本の覚書

本と語学のはなし

「アエネーイス」結婚

ille dies primus leti primusque malorum
causa fuit. neque enim specie famave movetur
nec iam furtivum Dido mediatur amorem ;
coniugium vocat ; hoc praetexit nomine culpam. (4.169-172)

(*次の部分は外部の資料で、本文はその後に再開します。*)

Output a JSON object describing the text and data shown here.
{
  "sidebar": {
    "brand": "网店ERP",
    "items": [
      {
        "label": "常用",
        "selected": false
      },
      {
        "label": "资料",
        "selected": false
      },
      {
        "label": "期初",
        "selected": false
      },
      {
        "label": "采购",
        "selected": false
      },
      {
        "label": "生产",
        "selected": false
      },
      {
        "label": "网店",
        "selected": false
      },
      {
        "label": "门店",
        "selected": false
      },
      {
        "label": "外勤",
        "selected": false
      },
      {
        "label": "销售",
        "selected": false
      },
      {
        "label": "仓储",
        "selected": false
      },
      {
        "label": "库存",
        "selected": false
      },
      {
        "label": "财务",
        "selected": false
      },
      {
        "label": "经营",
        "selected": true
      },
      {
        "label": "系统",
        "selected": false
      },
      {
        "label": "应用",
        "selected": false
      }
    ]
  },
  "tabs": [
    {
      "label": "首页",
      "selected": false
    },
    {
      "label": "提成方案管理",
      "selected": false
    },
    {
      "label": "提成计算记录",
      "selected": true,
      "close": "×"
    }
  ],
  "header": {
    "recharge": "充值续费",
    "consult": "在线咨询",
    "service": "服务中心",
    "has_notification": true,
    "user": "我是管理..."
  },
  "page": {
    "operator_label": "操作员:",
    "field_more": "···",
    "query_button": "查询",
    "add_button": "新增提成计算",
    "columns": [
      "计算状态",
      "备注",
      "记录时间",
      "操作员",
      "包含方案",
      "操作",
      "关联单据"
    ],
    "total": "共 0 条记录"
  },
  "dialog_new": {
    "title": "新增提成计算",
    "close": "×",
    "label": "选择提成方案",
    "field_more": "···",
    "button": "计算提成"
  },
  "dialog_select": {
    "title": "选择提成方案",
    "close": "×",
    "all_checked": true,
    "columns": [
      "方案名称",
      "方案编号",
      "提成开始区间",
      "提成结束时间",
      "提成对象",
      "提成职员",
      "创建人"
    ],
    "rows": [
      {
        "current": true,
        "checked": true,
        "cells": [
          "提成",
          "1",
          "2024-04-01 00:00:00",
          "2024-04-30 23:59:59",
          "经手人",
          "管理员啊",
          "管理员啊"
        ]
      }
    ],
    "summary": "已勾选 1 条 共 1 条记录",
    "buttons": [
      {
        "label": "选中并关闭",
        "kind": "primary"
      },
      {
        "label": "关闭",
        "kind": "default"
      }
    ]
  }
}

しかしその日は死にいたる、最初の日でありさまざまの、
禍招く因縁と、なったはじめの日であった。
それというのもそれ以来、世間の見えも評判も、
一切顧慮せずディードーは、愛のかくしをすることも、
まったくやめておおやけに、右のことを“結婚”と、
呼んでこの名で罪掩う。(上p.220)


 アエネーアースとカルタゴの女王ディードーが結ばれるのは、結婚の神ユーノー(ジューン・ブライドの「ジューン」は彼女の名に由来する)の策略であったのだけど、その直後の記述が、それこそ不幸の始まりであり、死の始まりであったというのは、なんとも不条理な話である。


 英語とフランス語でさえ週に3日か4日ちょこっと読むことができる程度だが、ギリシア語とラテン語とドイツ語にも、それぞれ少なくとも週に1日は触れることにした。そうでなくては、私の最も私らしい部分が薄れていくような気がする。
 私を構成している要素は、この5つの言語とそれをめぐる文化と文学、あとは仏教が少々。道元を再開すればもう不足はないのかもしれない。


 夏期講習以降の塾の勤務希望を昨日提出した。クラス授業は中学か高校の一方のみ、もしくは個別指導のみにしたい、と書いておいた。何を言われるかはまだ分からない。